La centrale, via les appels d'offres, achète ses produits à plusieurs légumeries
« Les f&l restent des produits compliqués à travailler en local, rappelle le responsable de la centrale de Nantes. La notion de fraîcheur ne peut être mise en avant. Une tomate espagnole est aussi fraîche qu'une tomate du bassin nantais. Mais d'autres critères peuvent entrer en ligne de compte comme les animations dans les écoles, l'emploi de personnel en insertion ou handicapé. C'est le cas par exemple avec Aria 85, une légumerie avec laquelle nous travaillons. Autre solution, le contrat hors marché. Celui de la carotte se termine le 31 décembre. Cela va nous donner l'occasion de tester hors marché les carottes de la légumerie du Lycée Rieffel qui est en train de se mettre en place [cf. fld hebdo du 3 juin]. »
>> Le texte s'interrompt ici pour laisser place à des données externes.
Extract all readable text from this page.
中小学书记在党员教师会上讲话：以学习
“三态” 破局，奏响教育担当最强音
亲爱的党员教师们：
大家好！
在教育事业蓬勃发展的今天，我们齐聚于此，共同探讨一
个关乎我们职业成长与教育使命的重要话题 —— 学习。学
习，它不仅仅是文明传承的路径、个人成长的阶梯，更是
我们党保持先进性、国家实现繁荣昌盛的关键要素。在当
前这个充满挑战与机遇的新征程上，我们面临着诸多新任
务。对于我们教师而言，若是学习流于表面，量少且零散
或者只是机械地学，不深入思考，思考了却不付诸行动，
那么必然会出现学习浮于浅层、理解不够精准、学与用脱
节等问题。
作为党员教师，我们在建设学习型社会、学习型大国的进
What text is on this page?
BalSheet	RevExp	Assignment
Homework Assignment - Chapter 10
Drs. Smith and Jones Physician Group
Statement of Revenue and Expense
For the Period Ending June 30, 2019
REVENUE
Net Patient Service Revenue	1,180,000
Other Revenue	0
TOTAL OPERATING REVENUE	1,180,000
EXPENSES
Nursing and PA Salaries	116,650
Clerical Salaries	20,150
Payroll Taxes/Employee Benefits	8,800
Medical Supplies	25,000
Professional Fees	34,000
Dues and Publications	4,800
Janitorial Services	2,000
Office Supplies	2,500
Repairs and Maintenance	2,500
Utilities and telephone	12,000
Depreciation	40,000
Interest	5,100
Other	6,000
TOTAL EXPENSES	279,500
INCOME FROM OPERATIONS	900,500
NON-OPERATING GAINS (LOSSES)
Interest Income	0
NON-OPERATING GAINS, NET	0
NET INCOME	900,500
La ville de Nantes a opté pour des accords-cadres qui permettent de mettre en concurrence trois fournisseurs retenus lors de l'appel d'offres. Mais malgré ce dispositif et le fait que le prix n'intervient que pour 40 % des critères, les opérateurs qui proposent des produits locaux ne remportent pas toujours l'appel d'offres. Alors, ce marché des produits locaux en restauration collective a-t-il vraiment un avenir ?
En débat à l'Assemblée nationale en janvier prochain
« Nous avons un vrai besoin d'organisation territoriale en s'appuyant sur ce qui existe déjà comme les Min par exemple », assure la députée de Dordogne, Brigitte Allain (cf. fld hebdo du 22 juillet), qui a remis un rapport de quarante-sept propositions sur le “manger local” à Stéphane Le Foll le 21 octobre. Ce rapport prône la création de conseils alimentaires locaux. Une proposition de loi sera étudiée à l'Assemblée nationale le 14 janvier. Le pays de Bergerac a décidé de tenter l'expérience. Ces conseils auraient, au moins à l'échelle des communautés de communes, pour objectif de mettre en place une organisation locale de marché. Mais selon la volonté des acteurs, ces conseils pourront simplement être un lieu d'échanges d'expériences ou initiateurs de projets tels une réserve foncière pour une production locale, une étude de l'offre et de la demande, la création d'un groupement d'achats pour les collèges et lycées par exemple, comme cela peut déjà se faire dans certaines régions.